Socialistenfobie en polarisatie
Hoewel het enige moeite kost, blijft hier 'de politiek' als televisiepretpark, gammele cijfershow en stropdassenparade buiten beschouwing. Geen partijleider waagt het afstand te nemen van de wereld van halve zinnen, hijgerige sportsfeer en zich oppompende journalisten.
Toch heeft deze verkiezingsperiode een verhelderende polarisatie opgeleverd die ook het zo bewierookte politieke midden niet kan maskeren. Dank zij onder meer de krant van de wakkere natie, het zakenblad Quote en ondernemersvoorzitter Wientjes, tevens prominent lid van de VVD, blijkt kapitaalgezind Nederland nog steeds bevangen door een socialistenfobie. Vast en zeker ingefluisterd door persoonlijke coaches en eredivisie-zzp'ers is de sympathie voor de PVV gniffelend verborgen achter angstvisioenen van een nieuw Moskou of het Peking van een jaar of veertig geleden.

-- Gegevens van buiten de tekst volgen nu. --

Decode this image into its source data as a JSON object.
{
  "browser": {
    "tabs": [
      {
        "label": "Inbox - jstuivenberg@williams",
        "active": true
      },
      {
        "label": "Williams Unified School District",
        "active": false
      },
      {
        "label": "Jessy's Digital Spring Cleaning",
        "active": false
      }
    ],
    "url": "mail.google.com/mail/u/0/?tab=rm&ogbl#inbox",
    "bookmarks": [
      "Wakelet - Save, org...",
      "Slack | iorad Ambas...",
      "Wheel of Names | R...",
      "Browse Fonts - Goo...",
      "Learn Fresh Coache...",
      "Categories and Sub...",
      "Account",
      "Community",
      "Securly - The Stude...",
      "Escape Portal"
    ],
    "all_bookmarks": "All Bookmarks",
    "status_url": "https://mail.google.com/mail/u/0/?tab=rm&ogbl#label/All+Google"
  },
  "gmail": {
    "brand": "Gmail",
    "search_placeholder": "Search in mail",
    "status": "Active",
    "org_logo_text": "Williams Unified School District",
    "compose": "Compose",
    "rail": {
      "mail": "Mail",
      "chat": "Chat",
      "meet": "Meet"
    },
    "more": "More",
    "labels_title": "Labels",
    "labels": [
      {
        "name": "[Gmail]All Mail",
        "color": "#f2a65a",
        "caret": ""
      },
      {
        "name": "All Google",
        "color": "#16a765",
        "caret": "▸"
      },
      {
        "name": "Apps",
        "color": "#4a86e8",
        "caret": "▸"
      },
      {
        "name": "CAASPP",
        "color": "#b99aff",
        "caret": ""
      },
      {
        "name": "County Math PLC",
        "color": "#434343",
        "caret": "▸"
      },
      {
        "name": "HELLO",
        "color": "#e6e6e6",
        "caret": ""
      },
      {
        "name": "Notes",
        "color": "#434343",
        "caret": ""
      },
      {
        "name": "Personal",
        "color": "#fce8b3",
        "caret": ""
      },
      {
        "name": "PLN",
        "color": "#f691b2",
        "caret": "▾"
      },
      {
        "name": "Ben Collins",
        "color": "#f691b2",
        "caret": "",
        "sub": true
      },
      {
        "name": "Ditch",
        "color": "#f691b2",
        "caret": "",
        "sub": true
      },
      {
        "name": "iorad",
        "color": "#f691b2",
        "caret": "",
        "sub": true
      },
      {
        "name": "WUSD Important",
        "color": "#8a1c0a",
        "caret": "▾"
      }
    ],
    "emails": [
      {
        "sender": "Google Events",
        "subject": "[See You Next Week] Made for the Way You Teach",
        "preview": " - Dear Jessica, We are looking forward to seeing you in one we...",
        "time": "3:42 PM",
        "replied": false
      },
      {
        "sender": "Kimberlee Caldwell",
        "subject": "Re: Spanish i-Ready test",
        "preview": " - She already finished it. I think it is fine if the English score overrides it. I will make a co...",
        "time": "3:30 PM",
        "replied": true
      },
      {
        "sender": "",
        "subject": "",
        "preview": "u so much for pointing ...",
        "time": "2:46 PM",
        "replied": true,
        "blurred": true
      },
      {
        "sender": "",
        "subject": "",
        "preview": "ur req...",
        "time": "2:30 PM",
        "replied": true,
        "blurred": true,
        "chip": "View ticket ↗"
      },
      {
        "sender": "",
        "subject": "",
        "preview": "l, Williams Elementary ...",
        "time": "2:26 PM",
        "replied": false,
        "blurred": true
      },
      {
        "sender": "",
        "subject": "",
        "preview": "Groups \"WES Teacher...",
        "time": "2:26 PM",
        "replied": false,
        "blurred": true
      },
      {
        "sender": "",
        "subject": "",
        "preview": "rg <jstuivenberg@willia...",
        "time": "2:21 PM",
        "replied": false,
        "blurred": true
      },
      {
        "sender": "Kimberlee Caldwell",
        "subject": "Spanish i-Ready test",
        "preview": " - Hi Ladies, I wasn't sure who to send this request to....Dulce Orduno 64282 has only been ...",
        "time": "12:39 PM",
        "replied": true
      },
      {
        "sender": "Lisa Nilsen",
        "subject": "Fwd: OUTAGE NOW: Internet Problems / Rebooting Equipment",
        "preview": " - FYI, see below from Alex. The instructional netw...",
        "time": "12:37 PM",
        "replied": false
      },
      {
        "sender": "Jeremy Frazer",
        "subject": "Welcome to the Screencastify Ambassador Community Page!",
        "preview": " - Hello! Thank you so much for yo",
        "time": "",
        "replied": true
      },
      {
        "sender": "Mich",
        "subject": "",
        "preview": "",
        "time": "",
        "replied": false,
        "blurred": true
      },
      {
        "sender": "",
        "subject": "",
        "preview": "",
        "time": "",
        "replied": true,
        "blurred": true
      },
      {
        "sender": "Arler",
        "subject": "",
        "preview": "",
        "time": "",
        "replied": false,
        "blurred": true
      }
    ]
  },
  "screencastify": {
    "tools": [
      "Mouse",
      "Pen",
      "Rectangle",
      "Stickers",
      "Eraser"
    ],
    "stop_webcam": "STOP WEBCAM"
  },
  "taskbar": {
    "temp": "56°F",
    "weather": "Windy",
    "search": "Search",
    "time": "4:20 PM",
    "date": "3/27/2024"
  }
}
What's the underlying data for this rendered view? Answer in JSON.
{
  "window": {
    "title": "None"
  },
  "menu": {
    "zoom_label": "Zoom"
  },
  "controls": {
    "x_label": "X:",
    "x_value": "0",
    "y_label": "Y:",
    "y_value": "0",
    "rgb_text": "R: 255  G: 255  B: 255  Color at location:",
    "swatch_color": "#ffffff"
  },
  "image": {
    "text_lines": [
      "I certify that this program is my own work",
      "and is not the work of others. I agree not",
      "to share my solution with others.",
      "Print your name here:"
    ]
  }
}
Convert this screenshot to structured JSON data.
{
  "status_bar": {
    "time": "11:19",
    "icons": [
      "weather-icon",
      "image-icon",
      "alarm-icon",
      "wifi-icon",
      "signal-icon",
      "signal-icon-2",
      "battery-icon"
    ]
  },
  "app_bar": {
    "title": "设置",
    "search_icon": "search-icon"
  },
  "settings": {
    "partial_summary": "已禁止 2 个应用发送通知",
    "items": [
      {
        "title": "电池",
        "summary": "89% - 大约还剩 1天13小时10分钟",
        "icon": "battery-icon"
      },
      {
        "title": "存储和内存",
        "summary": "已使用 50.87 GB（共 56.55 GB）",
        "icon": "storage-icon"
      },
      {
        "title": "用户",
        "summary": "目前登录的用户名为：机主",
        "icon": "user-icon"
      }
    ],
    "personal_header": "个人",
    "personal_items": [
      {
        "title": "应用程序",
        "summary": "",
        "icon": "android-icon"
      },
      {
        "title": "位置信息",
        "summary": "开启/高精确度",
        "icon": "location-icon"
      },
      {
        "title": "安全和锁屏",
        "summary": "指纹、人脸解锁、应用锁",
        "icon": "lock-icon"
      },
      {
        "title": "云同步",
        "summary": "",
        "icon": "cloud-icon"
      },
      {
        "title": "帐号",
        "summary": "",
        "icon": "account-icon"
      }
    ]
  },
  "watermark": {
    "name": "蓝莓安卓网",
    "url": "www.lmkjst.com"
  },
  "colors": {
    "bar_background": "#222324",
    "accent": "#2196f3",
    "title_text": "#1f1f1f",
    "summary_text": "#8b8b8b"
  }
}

Deze breuk in de door CDA en D66 gekoesterde moraal van het gemeenschappelijk belang zou leerzaam moeten zijn voor de interimvoorzitter van de FNV Heerts en diens supporters. Sprak Jongerius ooit over het gestrekt been, waarmee ze het SER-overleg in zou gaan, Heerts spreekt in even stoere taal "we zijn de afgelopen decennia afschuwelijk belazerd, het is de dood of de gladiolen". Maar ja, in stakingen tijdens verkiezingstijd en politieke acties ziet hij niks: "We zijn niet voor de SP of tegen de PvdA. Want we hebben onder onze leden bijvoorbeeld ook heel veel PVV-stemmers" (NRC Handelsblad, 25/26 augustus 2012). Een merkwaardige uitspraak. Want 1) Hij volgt de SP in de afwijzing van een staking, waarover de PvdA veelzeggend zwijgt. 2) Hij was van 2006 tot en met 2010 voor de PvdA lid van de Tweede Kamer. 3) Hij houdt kennelijk ernstig rekening met de volgelingen van Wilders. Hij rommelt dus. En nu maar afwachten of de 'nieuwe' FNV de herhaalde lokroep van Wientjes zal weerstaan om plaats te nemen aan de grauwgroene poldertafel.
Overloop en hergroepering
Terug naar de SP. Parlementaire behoedzaamheid is troef, radicaliteit lijkt verdacht en premierwaardigheid staat centraal. Terwijl een hopeloze vondst als "geen breekpunten, maar maakpunten" zelfs een klassieke redenaar tot lispelen brengt, wordt de veel geprezen stelling "65 is 65" vanwege de Inschatters van het Centraal Planbureau verlaten. Een dergelijk tot 2020 te handhaven beleid zou niet in cijfers uit te drukken zijn ... Het is als de vraag aan Van der Staaij van de Staatkundig Gereformeerde Partij te willen bewijzen dat god niet bestaat, en wanneer hij daarna zegt dat niet te kunnen, zelf dan maar besluiten zondags naar de kerk te gaan.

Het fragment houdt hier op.